Other than what is listed above, all ports are CLOSED.

TruStealth: FAILED - NOT all tested ports were STEALTH,
                   - NO unsolicited packets were received,
                   - NO Ping reply (ICMP Echo) was received.

I guess it must be my ISP then. It is odd because when I connect my laptop to the modem nothing like that comes up.

Why have you been talking about port being reported open?
No ports are reported open for you.

Stealth means dropped without response, while closed means a "reject" response.

Easiest explanation is ISP filtering, but it sounds strange if you get different result from the same PC connected to the same modem, but without the router.

(Last edited by hnyman on 7 May 2014, 19:48)

Also coming from the DD-WRT world I'm surprised by the need for this.

I expect that there's a good reason for using REJECT instead of DROP though or it would have been changed to DROP (not just for ping, but all) by default years ago. Does anyone know what it is?

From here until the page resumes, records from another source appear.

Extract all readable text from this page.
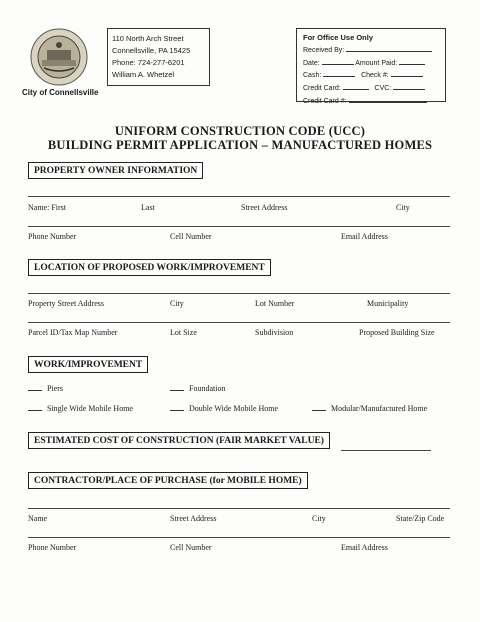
City of Connellsville
110 North Arch Street
Connellsville, PA 15425
Phone: 724-277-6201
William A. Whetzel
For Office Use Only
Received By:
Date:	Amount Paid:
Cash:	Check #:
Credit Card:	CVC:
Credit Card #:
UNIFORM CONSTRUCTION CODE (UCC)
BUILDING PERMIT APPLICATION – MANUFACTURED HOMES
PROPERTY OWNER INFORMATION
Name: First	Last	Street Address	City
Phone Number	Cell Number	Email Address
LOCATION OF PROPOSED WORK/IMPROVEMENT
Property Street Address	City	Lot Number	Municipality
Parcel ID/Tax Map Number	Lot Size	Subdivision	Proposed Building Size
WORK/IMPROVEMENT
Piers	Foundation
Single Wide Mobile Home	Double Wide Mobile Home	Modular/Manufactured Home
ESTIMATED COST OF CONSTRUCTION (FAIR MARKET VALUE)
CONTRACTOR/PLACE OF PURCHASE (for MOBILE HOME)
Name	Street Address	City	State/Zip Code
Phone Number	Cell Number	Email Address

The reason is that REJECT and answering to pings is the RFC-defined standard.

(Last edited by metai on 18 Aug 2014, 22:53)

http://www.chrisbrenton.org/2009/07/why … rop-rules/

I've since found this too:
http://www.chiark.greenend.org.uk/~pete … -vs-reject

From here:
http://wiki.openwrt.org/doc/uci/firewal … .vs.reject

Interesting stuff indeed, though sometimes a little ambiguous. It makes you want to find a coin to flip.